Japan Geoscience Union Meeting 2024

Presentation information

[E] Oral

M (Multidisciplinary and Interdisciplinary) » M-GI General Geosciences, Information Geosciences & Simulations

[M-GI26] Data-driven approaches for weather and hydrological predictions

Thu. May 30, 2024 3:30 PM - 4:45 PM 106 (International Conference Hall, Makuhari Messe)

convener:Shunji Kotsuki(Center for Environmental Remote Sensing, Chiba University), Daisuke Matsuoka(Japan Agency for Marine-Earth Science and Technology), Atsushi Okazaki(Chiba University), Yohei Sawada(The University of Tokyo), Chairperson:Yohei Sawada(The University of Tokyo)

3:30 PM - 3:45 PM

[MGI26-07] Super-Resolution Data Assimilation Using Denoising Diffusion Probabilistic Models

★Invited Papers

Kazuya Miyashita1, *Yuki Yasuda1, Ryo Onishi1 (1.Tokyo Institute of Technology)

Keywords:Super Resolution, Data Assimilation, Diffusion Model, Deep Generative Model

Data assimilation is a crucial technique for various simulations in Earth sciences. In such simulations, errors, such as those due to unresolved physical processes, accumulate over time. These errors can be reduced by assimilating observational data. Data assimilation can be understood as estimating the probability distribution of the true state from a viewpoint of Bayesian inference. This perspective implies the potential of deep generative models (generative AI), which are effective in approximating probability distributions. The present study demonstrates the use of deep generative models for simultaneous data assimilation and downscaling (i.e., super-resolution), resulting in faster and more accurate inference.

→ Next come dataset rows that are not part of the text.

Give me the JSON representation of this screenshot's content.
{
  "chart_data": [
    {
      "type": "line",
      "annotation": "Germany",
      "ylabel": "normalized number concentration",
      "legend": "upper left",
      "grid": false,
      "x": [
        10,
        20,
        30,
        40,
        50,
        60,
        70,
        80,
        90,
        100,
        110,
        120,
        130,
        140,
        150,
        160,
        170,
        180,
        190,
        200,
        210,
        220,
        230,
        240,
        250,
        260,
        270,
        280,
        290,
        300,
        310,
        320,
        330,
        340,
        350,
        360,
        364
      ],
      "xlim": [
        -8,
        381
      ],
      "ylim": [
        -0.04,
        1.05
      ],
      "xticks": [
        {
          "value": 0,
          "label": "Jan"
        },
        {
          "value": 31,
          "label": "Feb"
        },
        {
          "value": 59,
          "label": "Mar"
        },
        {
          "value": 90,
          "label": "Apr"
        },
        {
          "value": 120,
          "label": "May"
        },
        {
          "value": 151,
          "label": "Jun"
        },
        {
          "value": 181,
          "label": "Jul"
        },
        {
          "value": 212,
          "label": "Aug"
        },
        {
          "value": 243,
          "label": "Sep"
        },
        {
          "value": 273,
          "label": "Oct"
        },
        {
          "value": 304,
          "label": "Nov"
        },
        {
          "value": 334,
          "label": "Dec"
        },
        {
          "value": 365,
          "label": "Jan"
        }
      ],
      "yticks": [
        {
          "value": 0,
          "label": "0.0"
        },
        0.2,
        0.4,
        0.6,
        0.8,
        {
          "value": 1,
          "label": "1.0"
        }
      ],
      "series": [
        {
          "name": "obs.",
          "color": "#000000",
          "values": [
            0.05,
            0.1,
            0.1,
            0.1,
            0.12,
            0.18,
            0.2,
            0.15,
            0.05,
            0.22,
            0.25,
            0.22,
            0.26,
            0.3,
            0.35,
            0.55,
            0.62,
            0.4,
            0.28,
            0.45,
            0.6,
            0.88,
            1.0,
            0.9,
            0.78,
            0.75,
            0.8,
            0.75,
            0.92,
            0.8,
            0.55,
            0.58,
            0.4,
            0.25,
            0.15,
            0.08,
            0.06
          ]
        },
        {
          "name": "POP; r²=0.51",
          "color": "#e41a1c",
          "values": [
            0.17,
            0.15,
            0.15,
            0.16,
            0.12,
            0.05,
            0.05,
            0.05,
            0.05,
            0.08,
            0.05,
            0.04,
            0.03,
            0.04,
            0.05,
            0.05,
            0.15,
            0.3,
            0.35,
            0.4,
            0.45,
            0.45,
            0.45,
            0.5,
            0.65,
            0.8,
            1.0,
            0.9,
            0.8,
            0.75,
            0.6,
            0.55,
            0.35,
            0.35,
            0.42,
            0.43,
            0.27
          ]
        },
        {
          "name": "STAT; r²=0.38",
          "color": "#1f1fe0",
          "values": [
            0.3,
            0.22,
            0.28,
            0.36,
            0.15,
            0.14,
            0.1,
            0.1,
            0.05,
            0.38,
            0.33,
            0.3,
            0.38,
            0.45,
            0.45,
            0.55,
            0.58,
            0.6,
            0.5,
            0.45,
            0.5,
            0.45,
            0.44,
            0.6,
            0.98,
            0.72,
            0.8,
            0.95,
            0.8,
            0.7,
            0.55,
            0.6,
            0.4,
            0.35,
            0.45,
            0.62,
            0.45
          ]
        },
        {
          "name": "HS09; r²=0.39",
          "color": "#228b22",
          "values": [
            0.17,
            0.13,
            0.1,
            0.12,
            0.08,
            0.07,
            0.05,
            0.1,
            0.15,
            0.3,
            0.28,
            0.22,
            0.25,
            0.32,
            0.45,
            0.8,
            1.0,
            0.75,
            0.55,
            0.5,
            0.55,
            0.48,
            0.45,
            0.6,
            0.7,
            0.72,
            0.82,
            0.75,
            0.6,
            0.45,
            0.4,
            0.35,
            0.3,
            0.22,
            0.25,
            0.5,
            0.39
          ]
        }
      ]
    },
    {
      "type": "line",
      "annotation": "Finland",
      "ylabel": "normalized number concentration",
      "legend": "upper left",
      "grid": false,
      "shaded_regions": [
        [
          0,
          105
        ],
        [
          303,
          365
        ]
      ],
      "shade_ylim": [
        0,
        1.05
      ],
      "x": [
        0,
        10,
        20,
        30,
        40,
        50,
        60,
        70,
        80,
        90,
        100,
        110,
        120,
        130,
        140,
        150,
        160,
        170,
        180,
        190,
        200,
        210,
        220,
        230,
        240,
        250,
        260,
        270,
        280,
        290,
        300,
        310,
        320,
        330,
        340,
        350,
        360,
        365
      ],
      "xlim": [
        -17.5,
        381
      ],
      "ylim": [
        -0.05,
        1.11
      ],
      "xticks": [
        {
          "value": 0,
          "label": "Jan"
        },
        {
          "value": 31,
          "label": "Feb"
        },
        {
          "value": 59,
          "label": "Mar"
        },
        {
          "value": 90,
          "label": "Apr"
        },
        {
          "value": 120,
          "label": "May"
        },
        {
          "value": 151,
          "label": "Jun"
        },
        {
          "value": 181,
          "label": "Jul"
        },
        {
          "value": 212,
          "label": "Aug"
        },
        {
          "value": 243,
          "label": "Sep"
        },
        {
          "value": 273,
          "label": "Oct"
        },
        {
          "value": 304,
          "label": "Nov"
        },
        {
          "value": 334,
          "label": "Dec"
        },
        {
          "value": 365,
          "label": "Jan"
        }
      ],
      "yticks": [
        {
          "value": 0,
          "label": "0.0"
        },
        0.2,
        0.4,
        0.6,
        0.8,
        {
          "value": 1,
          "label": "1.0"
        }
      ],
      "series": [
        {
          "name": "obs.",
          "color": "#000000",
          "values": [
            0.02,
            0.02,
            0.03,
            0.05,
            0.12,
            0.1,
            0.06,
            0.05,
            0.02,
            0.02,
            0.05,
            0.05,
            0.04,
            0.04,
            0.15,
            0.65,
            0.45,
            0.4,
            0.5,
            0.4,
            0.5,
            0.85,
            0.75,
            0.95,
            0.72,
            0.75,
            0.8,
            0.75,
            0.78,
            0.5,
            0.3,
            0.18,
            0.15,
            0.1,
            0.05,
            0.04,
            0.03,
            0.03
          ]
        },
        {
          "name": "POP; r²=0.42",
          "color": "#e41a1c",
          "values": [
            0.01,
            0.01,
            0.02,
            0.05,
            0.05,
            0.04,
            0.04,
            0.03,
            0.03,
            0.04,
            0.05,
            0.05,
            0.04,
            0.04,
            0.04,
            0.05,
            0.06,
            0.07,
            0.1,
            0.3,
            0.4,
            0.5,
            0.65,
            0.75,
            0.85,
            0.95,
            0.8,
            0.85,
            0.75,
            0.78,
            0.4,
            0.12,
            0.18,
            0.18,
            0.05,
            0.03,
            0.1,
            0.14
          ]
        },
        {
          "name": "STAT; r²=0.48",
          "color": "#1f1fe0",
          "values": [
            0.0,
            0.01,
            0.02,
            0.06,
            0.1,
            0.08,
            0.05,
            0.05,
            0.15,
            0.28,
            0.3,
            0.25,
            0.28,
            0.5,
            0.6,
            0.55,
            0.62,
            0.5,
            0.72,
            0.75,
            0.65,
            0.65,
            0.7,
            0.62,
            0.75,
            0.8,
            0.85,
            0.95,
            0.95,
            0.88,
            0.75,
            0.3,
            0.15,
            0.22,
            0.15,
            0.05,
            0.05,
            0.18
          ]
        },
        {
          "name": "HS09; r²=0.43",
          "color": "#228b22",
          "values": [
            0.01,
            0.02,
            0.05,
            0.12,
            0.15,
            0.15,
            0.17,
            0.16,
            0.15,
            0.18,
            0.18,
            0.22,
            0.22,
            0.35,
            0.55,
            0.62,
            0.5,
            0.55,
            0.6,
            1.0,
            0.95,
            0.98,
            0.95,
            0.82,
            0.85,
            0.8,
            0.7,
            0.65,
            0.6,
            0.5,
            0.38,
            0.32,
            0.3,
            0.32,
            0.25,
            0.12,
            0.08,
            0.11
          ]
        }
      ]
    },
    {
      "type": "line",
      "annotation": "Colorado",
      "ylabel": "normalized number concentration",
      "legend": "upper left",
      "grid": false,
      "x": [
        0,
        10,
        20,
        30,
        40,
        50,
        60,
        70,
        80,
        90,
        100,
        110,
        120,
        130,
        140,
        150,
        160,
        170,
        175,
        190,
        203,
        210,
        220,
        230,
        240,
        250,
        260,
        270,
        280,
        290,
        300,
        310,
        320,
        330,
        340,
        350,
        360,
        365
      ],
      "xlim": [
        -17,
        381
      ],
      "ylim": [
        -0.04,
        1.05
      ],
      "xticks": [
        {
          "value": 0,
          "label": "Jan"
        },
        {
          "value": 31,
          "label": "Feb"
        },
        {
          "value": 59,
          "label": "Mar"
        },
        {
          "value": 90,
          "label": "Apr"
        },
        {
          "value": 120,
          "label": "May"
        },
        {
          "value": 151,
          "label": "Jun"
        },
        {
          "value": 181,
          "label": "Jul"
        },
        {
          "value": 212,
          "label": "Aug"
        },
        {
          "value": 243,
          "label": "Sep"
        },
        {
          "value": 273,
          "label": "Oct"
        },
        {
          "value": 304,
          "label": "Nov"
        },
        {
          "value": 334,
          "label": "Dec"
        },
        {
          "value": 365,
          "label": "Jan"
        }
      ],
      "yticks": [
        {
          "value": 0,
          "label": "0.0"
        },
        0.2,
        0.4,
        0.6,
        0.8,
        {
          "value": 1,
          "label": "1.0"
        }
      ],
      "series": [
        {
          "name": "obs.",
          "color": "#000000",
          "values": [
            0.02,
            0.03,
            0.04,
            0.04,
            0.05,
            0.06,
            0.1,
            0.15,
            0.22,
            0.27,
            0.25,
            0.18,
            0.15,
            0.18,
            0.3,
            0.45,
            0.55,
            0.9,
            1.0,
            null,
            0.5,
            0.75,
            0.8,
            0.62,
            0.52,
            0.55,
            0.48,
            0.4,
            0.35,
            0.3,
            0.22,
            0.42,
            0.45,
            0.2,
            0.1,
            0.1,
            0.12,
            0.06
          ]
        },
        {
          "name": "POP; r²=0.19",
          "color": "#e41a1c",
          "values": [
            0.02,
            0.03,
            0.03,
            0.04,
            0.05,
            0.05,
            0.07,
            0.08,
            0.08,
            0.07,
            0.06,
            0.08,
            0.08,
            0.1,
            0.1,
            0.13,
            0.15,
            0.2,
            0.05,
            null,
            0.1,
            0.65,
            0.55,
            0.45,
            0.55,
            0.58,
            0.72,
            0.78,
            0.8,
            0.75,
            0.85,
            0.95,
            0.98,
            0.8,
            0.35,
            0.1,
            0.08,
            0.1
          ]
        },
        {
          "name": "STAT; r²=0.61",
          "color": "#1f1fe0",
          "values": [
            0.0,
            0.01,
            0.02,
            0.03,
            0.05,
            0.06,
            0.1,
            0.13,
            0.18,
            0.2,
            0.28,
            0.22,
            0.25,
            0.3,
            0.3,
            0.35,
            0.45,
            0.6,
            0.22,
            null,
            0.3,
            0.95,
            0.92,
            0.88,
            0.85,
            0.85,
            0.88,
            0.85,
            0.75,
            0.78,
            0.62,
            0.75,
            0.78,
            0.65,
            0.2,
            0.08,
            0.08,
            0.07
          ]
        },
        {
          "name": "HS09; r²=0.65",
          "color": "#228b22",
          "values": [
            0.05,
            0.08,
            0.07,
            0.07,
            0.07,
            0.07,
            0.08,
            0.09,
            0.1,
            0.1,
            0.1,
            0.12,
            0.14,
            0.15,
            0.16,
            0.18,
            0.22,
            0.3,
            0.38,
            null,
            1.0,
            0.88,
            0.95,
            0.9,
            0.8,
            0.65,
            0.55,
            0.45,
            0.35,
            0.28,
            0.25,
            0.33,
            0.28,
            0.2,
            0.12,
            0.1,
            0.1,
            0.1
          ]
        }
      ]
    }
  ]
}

This research employs denoising diffusion probabilistic models (hereafter referred to as diffusion models) [1,2], a core technology in recent generative AI developments. During training, these models are optimized to estimate noise added to the data (Fig. 1). During inference, diffusion models progressively denoise from completely random data to generate high-quality samples. This inference process can be interpreted as transforming a normal distribution into a multimodal distribution (Fig. 2).

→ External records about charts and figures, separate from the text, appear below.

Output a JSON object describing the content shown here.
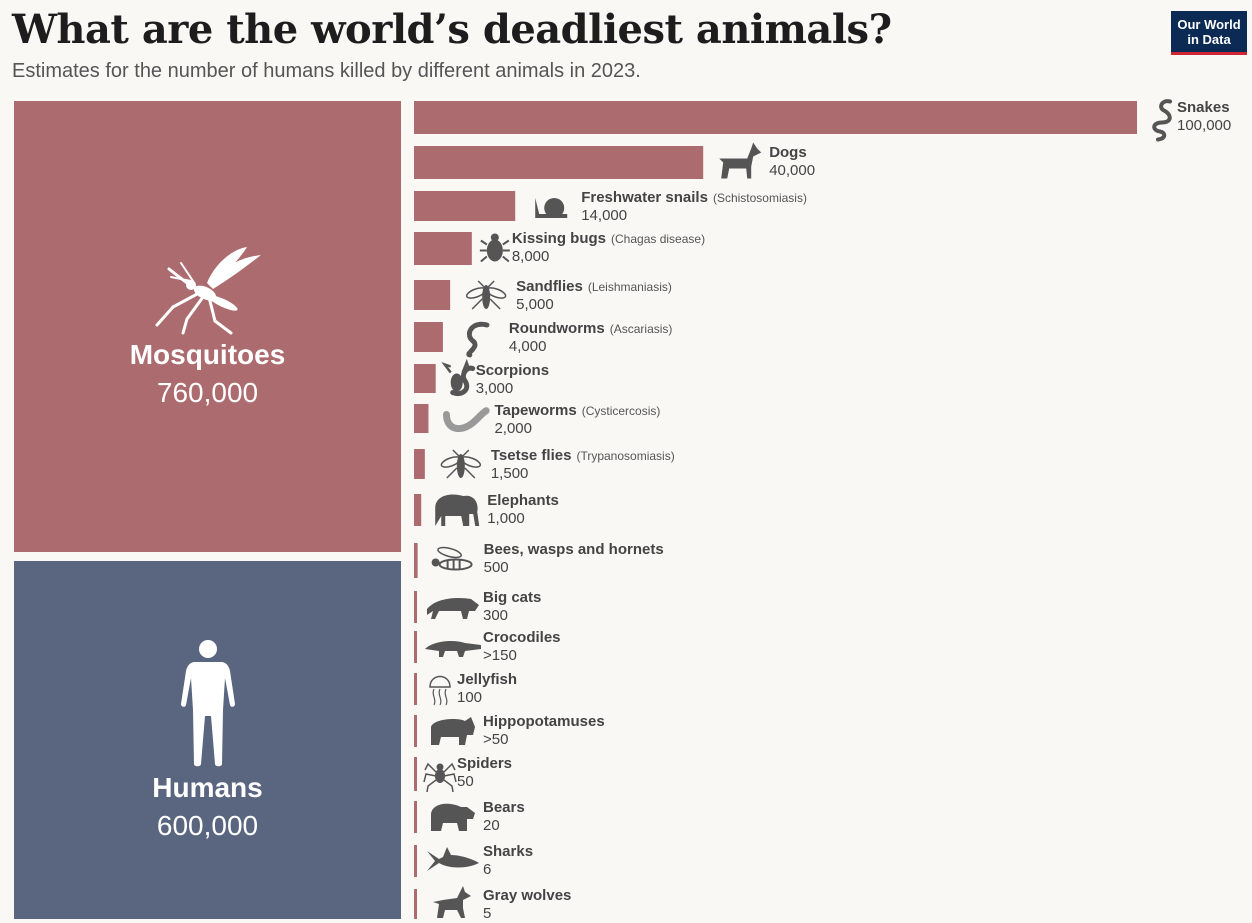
{
  "header": {
    "title": "What are the world’s deadliest animals?",
    "subtitle": "Estimates for the number of humans killed by different animals in 2023.",
    "logo_line1": "Our World",
    "logo_line2": "in Data"
  },
  "colors": {
    "bar": "#ac6b6f",
    "mosquitoes": "#ac6b6f",
    "humans": "#5a6680",
    "background": "#faf8f4",
    "icon": "#555555"
  },
  "chart_data": {
    "type": "bar",
    "title": "What are the world’s deadliest animals?",
    "subtitle": "Estimates for the number of humans killed by different animals in 2023.",
    "highlight": [
      {
        "name": "Mosquitoes",
        "value": 760000,
        "label": "760,000",
        "icon": "mosquito-icon"
      },
      {
        "name": "Humans",
        "value": 600000,
        "label": "600,000",
        "icon": "human-icon"
      }
    ],
    "bars": [
      {
        "name": "Snakes",
        "note": "",
        "value": 100000,
        "label": "100,000",
        "icon": "snake-icon"
      },
      {
        "name": "Dogs",
        "note": "",
        "value": 40000,
        "label": "40,000",
        "icon": "dog-icon"
      },
      {
        "name": "Freshwater snails",
        "note": "(Schistosomiasis)",
        "value": 14000,
        "label": "14,000",
        "icon": "snail-icon"
      },
      {
        "name": "Kissing bugs",
        "note": "(Chagas disease)",
        "value": 8000,
        "label": "8,000",
        "icon": "bug-icon"
      },
      {
        "name": "Sandflies",
        "note": "(Leishmaniasis)",
        "value": 5000,
        "label": "5,000",
        "icon": "sandfly-icon"
      },
      {
        "name": "Roundworms",
        "note": "(Ascariasis)",
        "value": 4000,
        "label": "4,000",
        "icon": "roundworm-icon"
      },
      {
        "name": "Scorpions",
        "note": "",
        "value": 3000,
        "label": "3,000",
        "icon": "scorpion-icon"
      },
      {
        "name": "Tapeworms",
        "note": "(Cysticercosis)",
        "value": 2000,
        "label": "2,000",
        "icon": "tapeworm-icon"
      },
      {
        "name": "Tsetse flies",
        "note": "(Trypanosomiasis)",
        "value": 1500,
        "label": "1,500",
        "icon": "tsetse-fly-icon"
      },
      {
        "name": "Elephants",
        "note": "",
        "value": 1000,
        "label": "1,000",
        "icon": "elephant-icon"
      },
      {
        "name": "Bees, wasps and hornets",
        "note": "",
        "value": 500,
        "label": "500",
        "icon": "wasp-icon"
      },
      {
        "name": "Big cats",
        "note": "",
        "value": 300,
        "label": "300",
        "icon": "big-cat-icon"
      },
      {
        "name": "Crocodiles",
        "note": "",
        "value": 150,
        "label": ">150",
        "icon": "crocodile-icon"
      },
      {
        "name": "Jellyfish",
        "note": "",
        "value": 100,
        "label": "100",
        "icon": "jellyfish-icon"
      },
      {
        "name": "Hippopotamuses",
        "note": "",
        "value": 50,
        "label": ">50",
        "icon": "hippo-icon"
      },
      {
        "name": "Spiders",
        "note": "",
        "value": 50,
        "label": "50",
        "icon": "spider-icon"
      },
      {
        "name": "Bears",
        "note": "",
        "value": 20,
        "label": "20",
        "icon": "bear-icon"
      },
      {
        "name": "Sharks",
        "note": "",
        "value": 6,
        "label": "6",
        "icon": "shark-icon"
      },
      {
        "name": "Gray wolves",
        "note": "",
        "value": 5,
        "label": "5",
        "icon": "wolf-icon"
      }
    ]
  }
}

We utilize a Super-Resolution Data Assimilation (SRDA, [3,4]) method. In this method [4], time evolution is calculated using a low-resolution physics-based model, while super-resolution and data assimilation are executed using a neural network. This network infers high-resolution time series in space and time by inputting observations up to the current time and low-resolution forecasts, including future time points. Unlike the previous study [4], the use of deep generative models allows for uncertainty quantification in the inference.

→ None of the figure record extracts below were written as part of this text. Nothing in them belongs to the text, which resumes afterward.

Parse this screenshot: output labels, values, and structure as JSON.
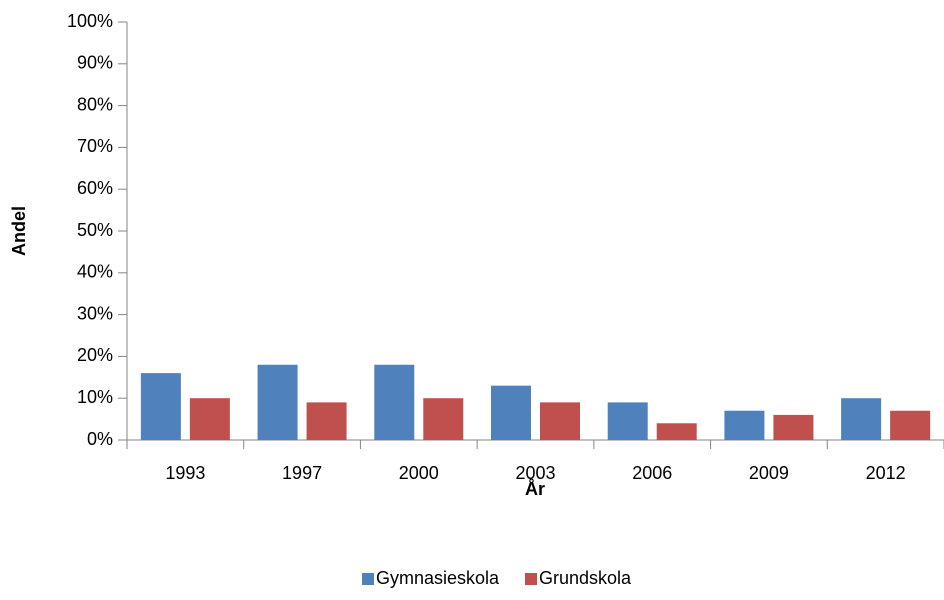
{
  "chart_data": {
    "type": "bar",
    "x_label": "År",
    "y_label": "Andel",
    "categories": [
      "1993",
      "1997",
      "2000",
      "2003",
      "2006",
      "2009",
      "2012"
    ],
    "series": [
      {
        "name": "Gymnasieskola",
        "color": "#4f81bd",
        "values": [
          16,
          18,
          18,
          13,
          9,
          7,
          10
        ]
      },
      {
        "name": "Grundskola",
        "color": "#c0504d",
        "values": [
          10,
          9,
          10,
          9,
          4,
          6,
          7
        ]
      }
    ],
    "ylim": [
      0,
      100
    ],
    "yticks": [
      {
        "value": 0,
        "label": "0%"
      },
      {
        "value": 10,
        "label": "10%"
      },
      {
        "value": 20,
        "label": "20%"
      },
      {
        "value": 30,
        "label": "30%"
      },
      {
        "value": 40,
        "label": "40%"
      },
      {
        "value": 50,
        "label": "50%"
      },
      {
        "value": 60,
        "label": "60%"
      },
      {
        "value": 70,
        "label": "70%"
      },
      {
        "value": 80,
        "label": "80%"
      },
      {
        "value": 90,
        "label": "90%"
      },
      {
        "value": 100,
        "label": "100%"
      }
    ],
    "grid": false,
    "legend": "bottom"
  }
}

We evaluated the SRDA with the diffusion model through twin experiments using an idealized barotropic ocean jet stream [5, 4]. For training, we prepared pairs of low (64 x 32) and high (128 x 64) resolution data through fluid simulations and trained the diffusion model on this dataset. For testing, we performed ultra-high resolution (1024 x 512) fluid simulations, considered as the ground truth. For comparison, an Ensemble Kalman Filter (EnKF) was applied to a high-resolution (128 x 64) fluid model.

The SRDA with the diffusion model demonstrates high accuracy (Fig. 3). Despite relying on low-resolution simulation inputs, the SRDA outperforms the EnKF by 4.3% in accuracy. Moreover, SRDA inference is faster, requiring only about 18% of the computation time compared to the EnKF. This efficiency is mainly because the SRDA does not require ensemble simulations. We also found that the diffusion model can estimate inference uncertainty without ensemble time evolution (Fig. 4).

The results of this study highlight the potential of deep generative models for achieving super-resolution, data assimilation, and uncertainty quantification simultaneously. In future work, we plan to test the SRDA method on more realistic data, such as three-dimensional fluid simulation results.

References:
[1] Sohl-Dickstein et al., ICML, 2015.
[2] Ho et al., NeurIPS, 2020.
[3] Barthelemy et al., Ocean Dyn., 2022
[4] Yasuda and Onishi, J. Adv. Model. Earth Syst., 2023.
[5] David et al., Ocean Model., 2017.